RNA EDITING, a novel and unexpected type of information processing, was first demonstrated in the kinetoplasts of certain protozoans^1–12. It is a remarkable phenomenon: certain species of messenger RNA have nucleotide sequences that differ greatly from the sequences of the genes from which they are presumably transcribed. The differences are usually due to addition of uridylate residues, but occasionally also to their deletion. The most spectacular case of editing known occurs in the mRNA of the mitochon-drial gene for subunit III of cytochrome oxidase (COIII) in Trypanosoma brucei. This mRNA is twice the length of its gene owing to the addition of several hundred uridylate residues and a few deletions, spread over the entire length of the RNA molecule¹³. Whereas unedited RNA molecules, the nucleotide sequences of which correspond to the genomic sequence, have been isolated^13–16, no DNA template corresponding to the edited RNA sequence has been detected in either the mitochondrial or nuclear genome.

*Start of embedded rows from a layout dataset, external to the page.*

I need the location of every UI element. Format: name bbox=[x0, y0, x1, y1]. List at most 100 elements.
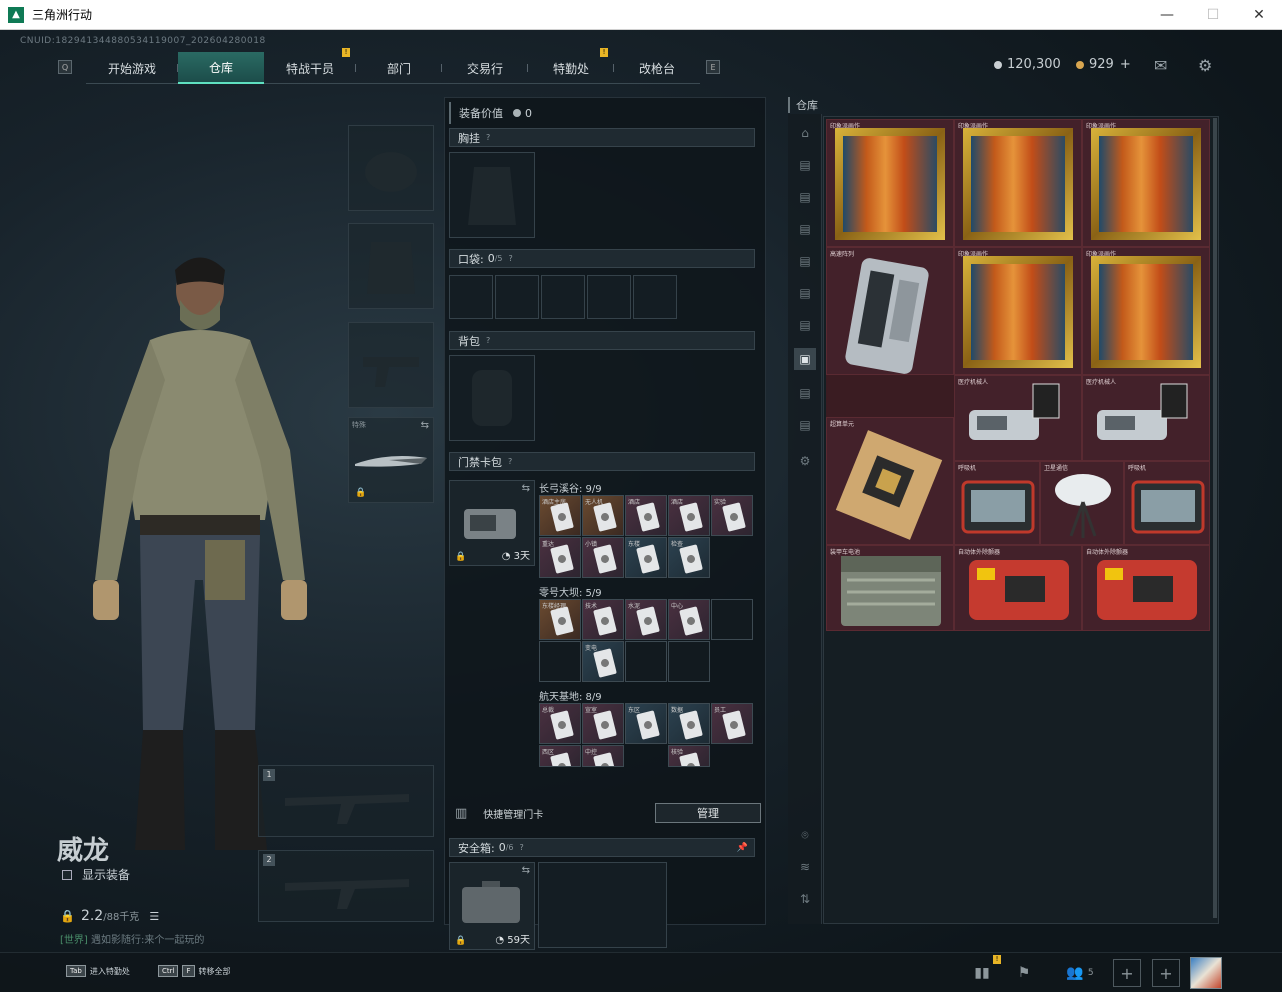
warehouse-layers-icon[interactable]: ≋ bbox=[794, 856, 816, 878]
item-defibrillator[interactable]: 自动体外除颤器 bbox=[954, 545, 1082, 631]
item-supercomputer-unit[interactable]: 超算单元 bbox=[826, 417, 954, 545]
nav-next-key[interactable]: E bbox=[706, 60, 720, 74]
item-ventilator[interactable]: 呼吸机 bbox=[954, 461, 1040, 545]
item-painting[interactable]: 印象派画作 bbox=[826, 119, 954, 247]
mail-icon[interactable]: ✉ bbox=[1154, 56, 1167, 75]
warehouse-page-icon[interactable]: ▤ bbox=[794, 218, 816, 240]
show-equipment-toggle[interactable]: 显示装备 bbox=[62, 866, 130, 883]
warehouse-page-icon-active[interactable]: ▣ bbox=[794, 348, 816, 370]
safebox-grid[interactable] bbox=[538, 862, 667, 948]
tab-department[interactable]: 部门 bbox=[356, 52, 443, 84]
swap-icon[interactable]: ⇆ bbox=[522, 865, 530, 876]
keycard-slot[interactable]: 东楼 bbox=[625, 537, 667, 578]
keycard-slot-empty[interactable] bbox=[711, 599, 753, 640]
item-ventilator[interactable]: 呼吸机 bbox=[1124, 461, 1210, 545]
warehouse-scrollbar[interactable] bbox=[1213, 118, 1217, 918]
item-defibrillator[interactable]: 自动体外除颤器 bbox=[1082, 545, 1210, 631]
item-medical-robot[interactable]: 医疗机械人 bbox=[954, 375, 1082, 461]
keycard-slot[interactable]: 员工 bbox=[711, 703, 753, 744]
tab-operators[interactable]: 特战干员! bbox=[264, 48, 357, 84]
item-painting[interactable]: 印象派画作 bbox=[1082, 247, 1210, 375]
item-medical-robot[interactable]: 医疗机械人 bbox=[1082, 375, 1210, 461]
pin-icon[interactable]: 📌 bbox=[737, 843, 748, 853]
keycard-slot-empty[interactable] bbox=[668, 641, 710, 682]
item-painting[interactable]: 印象派画作 bbox=[954, 119, 1082, 247]
help-icon[interactable]: ? bbox=[509, 254, 513, 263]
invite-slot-plus[interactable]: + bbox=[1113, 959, 1141, 987]
settings-gear-icon[interactable]: ⚙ bbox=[1198, 56, 1212, 75]
help-icon[interactable]: ? bbox=[508, 457, 512, 466]
maximize-button[interactable]: ☐ bbox=[1190, 0, 1236, 30]
keycard-slot[interactable]: 无人机 bbox=[582, 495, 624, 536]
keycard-slot[interactable]: 东区 bbox=[625, 703, 667, 744]
keycard-slot[interactable]: 核验 bbox=[668, 745, 710, 767]
primary-weapon-slot-2[interactable]: 2 bbox=[258, 850, 434, 922]
world-chat-line[interactable]: [世界] 遇如影随行:来个一起玩的 bbox=[60, 931, 204, 946]
warehouse-view-icon[interactable]: ⌾ bbox=[794, 824, 816, 846]
keycard-slot[interactable]: 东楼经理 bbox=[539, 599, 581, 640]
armor-slot[interactable] bbox=[348, 223, 434, 309]
weight-list-icon[interactable]: ☰ bbox=[149, 910, 159, 923]
helmet-slot[interactable] bbox=[348, 125, 434, 211]
keycard-slot[interactable]: 酒店 bbox=[625, 495, 667, 536]
tab-trading[interactable]: 交易行 bbox=[442, 52, 529, 84]
hint-transfer-all[interactable]: Ctrl F 转移全部 bbox=[158, 965, 231, 977]
help-icon[interactable]: ? bbox=[520, 843, 524, 852]
hint-enter-special-ops[interactable]: Tab 进入特勤处 bbox=[66, 965, 130, 977]
keycard-slot[interactable]: 技术 bbox=[582, 599, 624, 640]
warehouse-page-icon[interactable]: ▤ bbox=[794, 382, 816, 404]
keycard-slot[interactable]: 宣室 bbox=[582, 703, 624, 744]
close-button[interactable]: ✕ bbox=[1236, 0, 1282, 30]
invite-slot-plus[interactable]: + bbox=[1152, 959, 1180, 987]
help-icon[interactable]: ? bbox=[486, 336, 490, 345]
show-equipment-checkbox[interactable] bbox=[62, 869, 72, 880]
warehouse-all-icon[interactable]: ⌂ bbox=[794, 122, 816, 144]
pocket-slot[interactable] bbox=[495, 275, 539, 319]
keycard-slot[interactable]: 数据 bbox=[668, 703, 710, 744]
item-painting[interactable]: 印象派画作 bbox=[954, 247, 1082, 375]
tab-gunsmith[interactable]: 改枪台 bbox=[614, 52, 700, 84]
item-vehicle-battery[interactable]: 装甲车电池 bbox=[826, 545, 954, 631]
add-gold-button[interactable]: + bbox=[1120, 57, 1131, 72]
primary-weapon-slot-1[interactable]: 1 bbox=[258, 765, 434, 837]
keycard-slot[interactable]: 小镇 bbox=[582, 537, 624, 578]
keycard-slot[interactable]: 西区 bbox=[539, 745, 581, 767]
item-server-array[interactable]: 高速阵列 bbox=[826, 247, 954, 375]
help-icon[interactable]: ? bbox=[486, 133, 490, 142]
keycard-slot[interactable]: 水泥 bbox=[625, 599, 667, 640]
backpack-slot[interactable] bbox=[449, 355, 535, 441]
tab-special-ops[interactable]: 特勤处! bbox=[528, 48, 615, 84]
warehouse-page-icon[interactable]: ▤ bbox=[794, 314, 816, 336]
swap-icon[interactable]: ⇆ bbox=[421, 420, 429, 431]
warehouse-settings-icon[interactable]: ⚙ bbox=[794, 450, 816, 472]
player-avatar[interactable] bbox=[1190, 957, 1222, 989]
keycard-slot[interactable]: 检查 bbox=[668, 537, 710, 578]
tab-start-game[interactable]: 开始游戏 bbox=[86, 52, 179, 84]
keycard-slot[interactable]: 实验 bbox=[711, 495, 753, 536]
pistol-slot[interactable] bbox=[348, 322, 434, 408]
swap-icon[interactable]: ⇆ bbox=[522, 483, 530, 494]
minimize-button[interactable]: — bbox=[1144, 0, 1190, 30]
keycard-slot-empty[interactable] bbox=[539, 641, 581, 682]
chest-rig-slot[interactable] bbox=[449, 152, 535, 238]
pocket-slot[interactable] bbox=[587, 275, 631, 319]
warehouse-sort-icon[interactable]: ⇅ bbox=[794, 888, 816, 910]
stats-chart-icon[interactable]: ▮▮ bbox=[968, 959, 996, 987]
keycard-slot[interactable]: 总裁 bbox=[539, 703, 581, 744]
flag-icon[interactable]: ⚑ bbox=[1010, 959, 1038, 987]
keycard-slot[interactable]: 重达 bbox=[539, 537, 581, 578]
pocket-slot[interactable] bbox=[449, 275, 493, 319]
nav-prev-key[interactable]: Q bbox=[58, 60, 72, 74]
melee-slot[interactable]: 特殊 ⇆ 🔒 bbox=[348, 417, 434, 503]
warehouse-page-icon[interactable]: ▤ bbox=[794, 282, 816, 304]
warehouse-page-icon[interactable]: ▤ bbox=[794, 154, 816, 176]
item-painting[interactable]: 印象派画作 bbox=[1082, 119, 1210, 247]
keycard-slot[interactable]: 酒店主房 bbox=[539, 495, 581, 536]
friends-button[interactable]: 👥 5 bbox=[1060, 959, 1100, 987]
keycard-case-slot[interactable]: ⇆ 🔒 ◔ 3天 bbox=[449, 480, 535, 566]
warehouse-page-icon[interactable]: ▤ bbox=[794, 186, 816, 208]
warehouse-page-icon[interactable]: ▤ bbox=[794, 414, 816, 436]
manage-button[interactable]: 管理 bbox=[655, 803, 761, 823]
keycard-slot-empty[interactable] bbox=[625, 641, 667, 682]
item-satellite-comm[interactable]: 卫星通信 bbox=[1040, 461, 1124, 545]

It was suggested, therefore, that unedited mRNAs are transcribed from mitochondrial DNA and then edited post-transcriptionally by endonucleolytic cleavage of the primary transcript at specific sites, followed by insertion or deletion of uridylate residues and religation¹³. We have now examined the general nature of the RNA editing process to determine whether it involves the insertion of nucleotide residues into pre-existing molecules or the continuous de novo synthesis of edited mRNA. The results of our experiments rule out an insertion mechanism and strongly indicate that edited mRNA is synthesized as a unit.